Oh, sure, you could purchase and download a stock piece of music, but our concern here is to make your video stand out. I couldn’t tell you how many times I've heard an ad and shouted out, “Hey, I used that music on the (insert random company here) video.” The problem is that good music is hard to come by. Then, royalty free sites sort music by popularity. Guess which ones are more popular. Right, the good ones. Complicate that by finding a song that fits the appropriate mood, and you end up downloading a song that you’ll hear again in other ads, reminding your audience of a different video instead of gaining their full attention on yours.
Furthermore, like I mentioned above, you have to find something that fits the mood of your project. Wait, no you don’t! You can compose a piece of music that exactly matches the mood of your project. I know what your thinking I don’t have the budget for John Williams and a full orchestra. You don’t need that. You’d be surprised with what you can achieve with a few, simply arranged instruments created on a laptop.
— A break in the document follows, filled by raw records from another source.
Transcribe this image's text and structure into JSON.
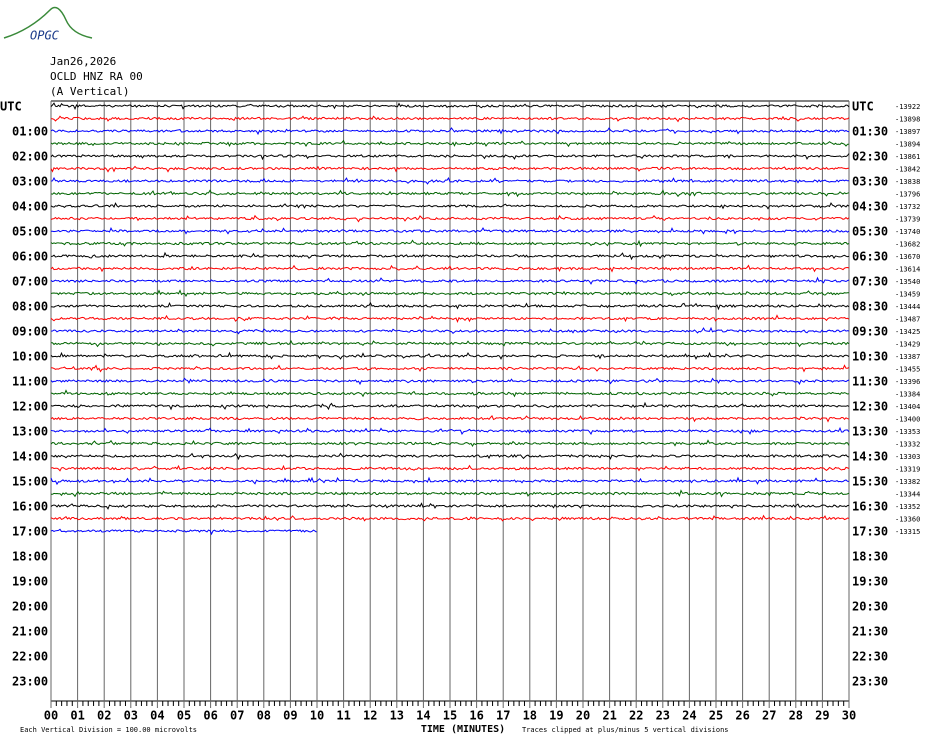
{
  "header": {
    "logo": "OPGC",
    "date": "Jan26,2026",
    "station": "OCLD HNZ RA 00",
    "component": "(A Vertical)"
  },
  "left_labels": [
    "UTC",
    "01:00",
    "02:00",
    "03:00",
    "04:00",
    "05:00",
    "06:00",
    "07:00",
    "08:00",
    "09:00",
    "10:00",
    "11:00",
    "12:00",
    "13:00",
    "14:00",
    "15:00",
    "16:00",
    "17:00",
    "18:00",
    "19:00",
    "20:00",
    "21:00",
    "22:00",
    "23:00"
  ],
  "right_labels": [
    "UTC",
    "01:30",
    "02:30",
    "03:30",
    "04:30",
    "05:30",
    "06:30",
    "07:30",
    "08:30",
    "09:30",
    "10:30",
    "11:30",
    "12:30",
    "13:30",
    "14:30",
    "15:30",
    "16:30",
    "17:30",
    "18:30",
    "19:30",
    "20:30",
    "21:30",
    "22:30",
    "23:30"
  ],
  "offsets": [
    "-13922",
    "-13898",
    "-13897",
    "-13894",
    "-13861",
    "-13842",
    "-13838",
    "-13796",
    "-13732",
    "-13739",
    "-13740",
    "-13682",
    "-13670",
    "-13614",
    "-13540",
    "-13459",
    "-13444",
    "-13487",
    "-13425",
    "-13429",
    "-13387",
    "-13455",
    "-13396",
    "-13384",
    "-13404",
    "-13400",
    "-13353",
    "-13332",
    "-13303",
    "-13319",
    "-13382",
    "-13344",
    "-13352",
    "-13360",
    "-13315"
  ],
  "trace_colors": [
    "#000000",
    "#ff0000",
    "#0000ff",
    "#006400"
  ],
  "last_trace_end_minute": 10,
  "x_ticks": [
    "00",
    "01",
    "02",
    "03",
    "04",
    "05",
    "06",
    "07",
    "08",
    "09",
    "10",
    "11",
    "12",
    "13",
    "14",
    "15",
    "16",
    "17",
    "18",
    "19",
    "20",
    "21",
    "22",
    "23",
    "24",
    "25",
    "26",
    "27",
    "28",
    "29",
    "30"
  ],
  "x_label": "TIME (MINUTES)",
  "footer_left": "Each Vertical Division =  100.00 microvolts",
  "footer_right": "Traces clipped at plus/minus 5 vertical divisions"
}
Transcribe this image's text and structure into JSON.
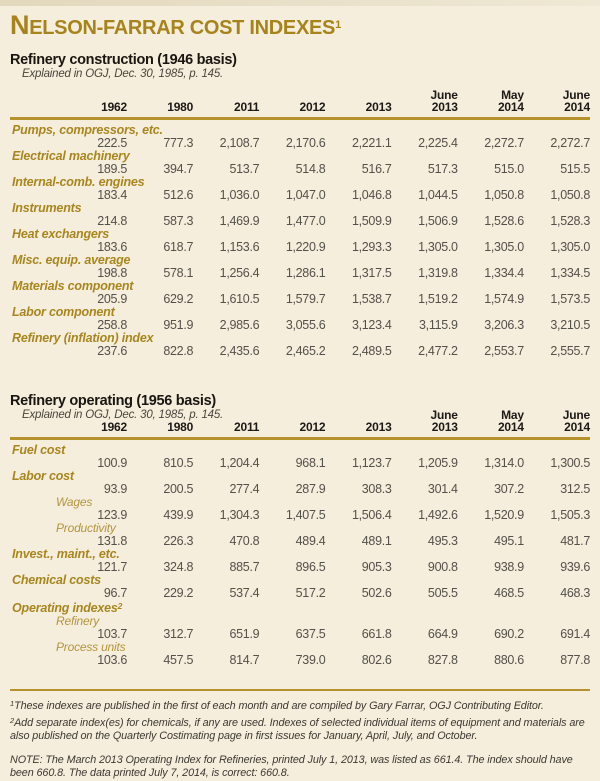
{
  "page": {
    "bg_color": "#F5EEDC",
    "accent_gold": "#A8861F",
    "rule_gold": "#B5922C"
  },
  "title": {
    "initial": "N",
    "rest": "ELSON-FARRAR COST INDEXES",
    "superscript": "1"
  },
  "sections": [
    {
      "heading": "Refinery construction (1946 basis)",
      "subheading": "Explained in OGJ, Dec. 30, 1985, p. 145.",
      "columns": [
        "1962",
        "1980",
        "2011",
        "2012",
        "2013",
        "June\n2013",
        "May\n2014",
        "June\n2014"
      ],
      "rows": [
        {
          "label": "Pumps, compressors, etc.",
          "values": [
            "222.5",
            "777.3",
            "2,108.7",
            "2,170.6",
            "2,221.1",
            "2,225.4",
            "2,272.7",
            "2,272.7"
          ]
        },
        {
          "label": "Electrical machinery",
          "values": [
            "189.5",
            "394.7",
            "513.7",
            "514.8",
            "516.7",
            "517.3",
            "515.0",
            "515.5"
          ]
        },
        {
          "label": "Internal-comb. engines",
          "values": [
            "183.4",
            "512.6",
            "1,036.0",
            "1,047.0",
            "1,046.8",
            "1,044.5",
            "1,050.8",
            "1,050.8"
          ]
        },
        {
          "label": "Instruments",
          "values": [
            "214.8",
            "587.3",
            "1,469.9",
            "1,477.0",
            "1,509.9",
            "1,506.9",
            "1,528.6",
            "1,528.3"
          ]
        },
        {
          "label": "Heat exchangers",
          "values": [
            "183.6",
            "618.7",
            "1,153.6",
            "1,220.9",
            "1,293.3",
            "1,305.0",
            "1,305.0",
            "1,305.0"
          ]
        },
        {
          "label": "Misc. equip. average",
          "values": [
            "198.8",
            "578.1",
            "1,256.4",
            "1,286.1",
            "1,317.5",
            "1,319.8",
            "1,334.4",
            "1,334.5"
          ]
        },
        {
          "label": "Materials component",
          "values": [
            "205.9",
            "629.2",
            "1,610.5",
            "1,579.7",
            "1,538.7",
            "1,519.2",
            "1,574.9",
            "1,573.5"
          ]
        },
        {
          "label": "Labor component",
          "values": [
            "258.8",
            "951.9",
            "2,985.6",
            "3,055.6",
            "3,123.4",
            "3,115.9",
            "3,206.3",
            "3,210.5"
          ]
        },
        {
          "label": "Refinery (inflation) index",
          "values": [
            "237.6",
            "822.8",
            "2,435.6",
            "2,465.2",
            "2,489.5",
            "2,477.2",
            "2,553.7",
            "2,555.7"
          ]
        }
      ]
    },
    {
      "heading": "Refinery operating (1956 basis)",
      "subheading": "Explained in OGJ, Dec. 30, 1985, p. 145.",
      "columns": [
        "1962",
        "1980",
        "2011",
        "2012",
        "2013",
        "June\n2013",
        "May\n2014",
        "June\n2014"
      ],
      "rows": [
        {
          "label": "Fuel cost",
          "values": [
            "100.9",
            "810.5",
            "1,204.4",
            "968.1",
            "1,123.7",
            "1,205.9",
            "1,314.0",
            "1,300.5"
          ]
        },
        {
          "label": "Labor cost",
          "values": [
            "93.9",
            "200.5",
            "277.4",
            "287.9",
            "308.3",
            "301.4",
            "307.2",
            "312.5"
          ]
        },
        {
          "label": "Wages",
          "indent": true,
          "values": [
            "123.9",
            "439.9",
            "1,304.3",
            "1,407.5",
            "1,506.4",
            "1,492.6",
            "1,520.9",
            "1,505.3"
          ]
        },
        {
          "label": "Productivity",
          "indent": true,
          "values": [
            "131.8",
            "226.3",
            "470.8",
            "489.4",
            "489.1",
            "495.3",
            "495.1",
            "481.7"
          ]
        },
        {
          "label": "Invest., maint., etc.",
          "values": [
            "121.7",
            "324.8",
            "885.7",
            "896.5",
            "905.3",
            "900.8",
            "938.9",
            "939.6"
          ]
        },
        {
          "label": "Chemical costs",
          "values": [
            "96.7",
            "229.2",
            "537.4",
            "517.2",
            "502.6",
            "505.5",
            "468.5",
            "468.3"
          ]
        },
        {
          "label": "Operating indexes",
          "label_superscript": "2",
          "values": []
        },
        {
          "label": "Refinery",
          "indent": true,
          "values": [
            "103.7",
            "312.7",
            "651.9",
            "637.5",
            "661.8",
            "664.9",
            "690.2",
            "691.4"
          ]
        },
        {
          "label": "Process units",
          "indent": true,
          "values": [
            "103.6",
            "457.5",
            "814.7",
            "739.0",
            "802.6",
            "827.8",
            "880.6",
            "877.8"
          ]
        }
      ]
    }
  ],
  "footnotes": [
    {
      "marker": "1",
      "text": "These indexes are published in the first of each month and are compiled by Gary Farrar, OGJ Contributing Editor."
    },
    {
      "marker": "2",
      "text": "Add separate index(es) for chemicals, if any are used. Indexes of selected individual items of equipment and materials are also published on the Quarterly Costimating page in first issues for January, April, July, and October."
    }
  ],
  "note": "NOTE: The March 2013 Operating Index for Refineries, printed July 1, 2013, was listed as 661.4. The index should have been 660.8. The data printed July 7, 2014, is correct: 660.8."
}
It will be completely original, and perfectly compliment the emotion you’re intending to communicate. And, as an added bonus, if you do hear it on another add, you can sue!
It sounds easy, doesn’t it? Just stick a microphone in someone’s face and hit record. That is, until you get back to the edit bay. Why is she so quiet? Is that a lawn mower? I think the lav mic slid down. Again, computers to the rescue!
Of course, as the old computing adage goes, “garbage in, garbage out”, but there’s much improvement that can be done digitally to the human voice you recorded. There are some great programs and plugins out there. Izotope is great. I like Acon Digital’s Restoration Suite for quick and easy noise reduction. And, most NLE’s have their own tools to help improve sound quality.
However, even if your mixer did a bang up job, you still need to sweeten dialogue. I’m actually surprised by how many times I’m willing to ship a video without making color adjustments because it was shot really well. But, dialogue always needs something done to it. Nothing will make a web video stand out more than the others than good sound, but this doesn’t just happen. You have to get in there and cut out unwanted noise, fade between cuts, match different shots and takes, and add equalization and compression. There’s no automatic plugin for that, it’s just work. Yeah, it’s a lot of looping while wearing uncomfortable headphones, but it pays off.
So, with these 5 things in mind, I still have hope. There’s a lot of noise out there, and it doesn’t look like it’s going to attenuate going forward. But, hard work and paying attention to quality are always going to be what sets apart good from great.